Cette dichotomie est fausse, évidemment. La « terre entière » ne peut, ni ne veut être Las Vegas. Il n’est inscrit nulle part qu’il n’est de développement possible que sous la forme énergivore et parfois destructrice, adoptée dans bien des pays développés.
 
Mais ramenée au  cadre de l’Afrique contemporaine, ce choix imposé a de vagues intonations de chantage et de coercition.
 
Bon gré, mal gré l’Afrique devra accroître sa consommation énergétique pour répondre aux défis de la croissance économique et du développement. Tout comme elle en devra gérer les aspects environnementaux. Que des réponses soient apportées ou non à ces défis, l’Afrique devra répondre aux besoins énergétiques liés à sa croissance démographique et à son urbanisation. Elle aura, de la même façon, à développer des réponses innovantes quant à la gestion des déchets (urbains, industriels, médicaux, etc.) engendrés par celles-ci. Que les énergies renouvelables soient considérées ou non comme une priorité en Afrique, que l’idée d’une ceinture verte dans le Sahel soit concrétisée ou non, le fait est que le Sahara n’est pas près de disparaître.
 
On peut être asphyxié de plusieurs façons, par manque d’énergie ou parce que l’air est pollué. Opposer ainsi ces deux urgences (l’énergie et l’environnement) reviendrait à asphyxier l’Afrique : par manque d’imagination et de lucidité.
 
Depuis maintenant plus de deux ans, les analystes Terangaweb-l’Afrique des Idées contribuent à alimenter la réflexion sur les questions énergétiques et environnementales en Afrique, sous tous les angles. Qu’il s’agisse des besoins énergétiques du continent, de l’efficacité de la production[2] et de la consommation énergétique[3] ou  de l’état des infrastructures. Qu’il s’agisse des aspects économiques, politiques[4] ou même géopolitiques[5] de la question.

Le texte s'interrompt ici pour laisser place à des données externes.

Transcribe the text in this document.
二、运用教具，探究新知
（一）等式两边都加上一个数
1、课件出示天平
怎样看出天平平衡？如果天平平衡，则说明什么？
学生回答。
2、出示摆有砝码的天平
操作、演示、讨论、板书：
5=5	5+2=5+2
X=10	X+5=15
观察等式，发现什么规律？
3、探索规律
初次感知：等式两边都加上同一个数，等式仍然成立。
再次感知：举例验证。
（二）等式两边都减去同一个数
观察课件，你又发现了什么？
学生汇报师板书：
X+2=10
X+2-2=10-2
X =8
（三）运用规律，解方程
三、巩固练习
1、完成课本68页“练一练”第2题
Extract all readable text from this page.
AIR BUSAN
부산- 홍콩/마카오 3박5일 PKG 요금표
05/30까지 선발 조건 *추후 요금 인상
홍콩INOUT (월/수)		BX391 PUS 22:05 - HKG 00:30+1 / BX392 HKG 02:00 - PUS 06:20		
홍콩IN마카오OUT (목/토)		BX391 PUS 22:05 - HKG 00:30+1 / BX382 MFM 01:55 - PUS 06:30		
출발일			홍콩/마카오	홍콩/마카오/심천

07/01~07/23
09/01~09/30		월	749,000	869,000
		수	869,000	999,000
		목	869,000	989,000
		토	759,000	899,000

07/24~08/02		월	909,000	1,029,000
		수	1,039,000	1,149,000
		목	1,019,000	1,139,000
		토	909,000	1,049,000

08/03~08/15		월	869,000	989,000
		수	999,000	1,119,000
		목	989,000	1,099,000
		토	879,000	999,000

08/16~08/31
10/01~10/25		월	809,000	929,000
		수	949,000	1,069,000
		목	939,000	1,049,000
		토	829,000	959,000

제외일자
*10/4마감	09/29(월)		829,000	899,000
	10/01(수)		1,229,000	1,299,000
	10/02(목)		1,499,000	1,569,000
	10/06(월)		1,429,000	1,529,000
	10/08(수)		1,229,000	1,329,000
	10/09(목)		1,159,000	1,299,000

Et cela en tachant de présenter la réalité et la complexité de la situation aussi clairement que possible. Nous avons également œuvré à présenter les réformes[6] en cours et proposé des solutions innovantes[7] et applicables[8] à cette problématique.
 
Ce faisant, nous avons aussi souvent que possible montré à quel point il serait vain de détacher le thème de l’énergie des autres problématiques du continent, et surtout de la question de l’environnement. Même si la déforestation, la pollution, la mise en danger de la faune et de la flore africaines et le changement climatique étaient reléguées au second rang des urgences en Afrique – ce n’est certainement pas la position de Terangaweb-l’Afrique des Idées[9] – le bon sens économique voudrait qu’au moins la question des énergies renouvelables soit abordée avec sérieux[10].
 
Energie et Environnement en AfriqueAujourd’hui, 13 Avril 2013 se tient à Paris un atelier-débat co-organisée par Terangaweb-l’Afrique des Idées et l’agence Global Careers sur le thème : "Energies en Afrique : lumières sur les défis du secteur et les opportunités de carrières" Ce sera l’occasion de présenter les réalités du secteur énergétique en Afrique, les défis qu’il pose et les opportunités qu'il ouvre. Cet évènement marque aussi la reconnaissance grandissante de l’intérêt que nous avons toujours porté à cette question et de l’expertise que nous avons sur ce thème.
 
C’est aussi avec beaucoup de plaisir que nous annonçons le lancement de la nouvelle rubrique « Energie & Environnement » de Terangaweb-l’Afrique des Idées.
 
Nous espérons ainsi consolider le travail réalisé jusqu’ici sur cette thématique et ouvrir de nouvelles pistes de réflexion pour un développement durable et inclusif en Afrique.
 
C’est une nouvelle aventure qui commence ! Nous espérons compter sur votre soutien !
 
 
Djamal Halawa, Véra Kempf, Stéphane Madou & Joël Té-Léssia
 
 
 
* Remerciements à Nacim K. Slimane et Amara Touré pour leurs contributions à la rédaction de ce document.
 


[1] Pour une présentation plus complète de la situation de ce pays, on pourra se reporter à cette étude détaillée de Jacques Leroueil http://terangaweb.com/zoom-sur-un-pays-guinee-equatoriale/
[3] Foly Anounou « La facture énergétique, un frein pour une bonne performance économique de l’Afrique ? » (À venir sur Terangaweb.com)
[5] Alioune Seck, L’Afrique: nouvelle « Arabie » des Etats Unis http://terangaweb.com/lafrique-nouvelle-arabie-des-etats-unis-2eme-partie/
[10] Nacim Kaid Slimane, L’avenir des énergies renouvelables se joue en Afrique http://terangaweb.com/lavenir-des-energies-renouvelables-se-joue-en-afrique/

Comment conquérir 1 milliard de consommateurs africains ?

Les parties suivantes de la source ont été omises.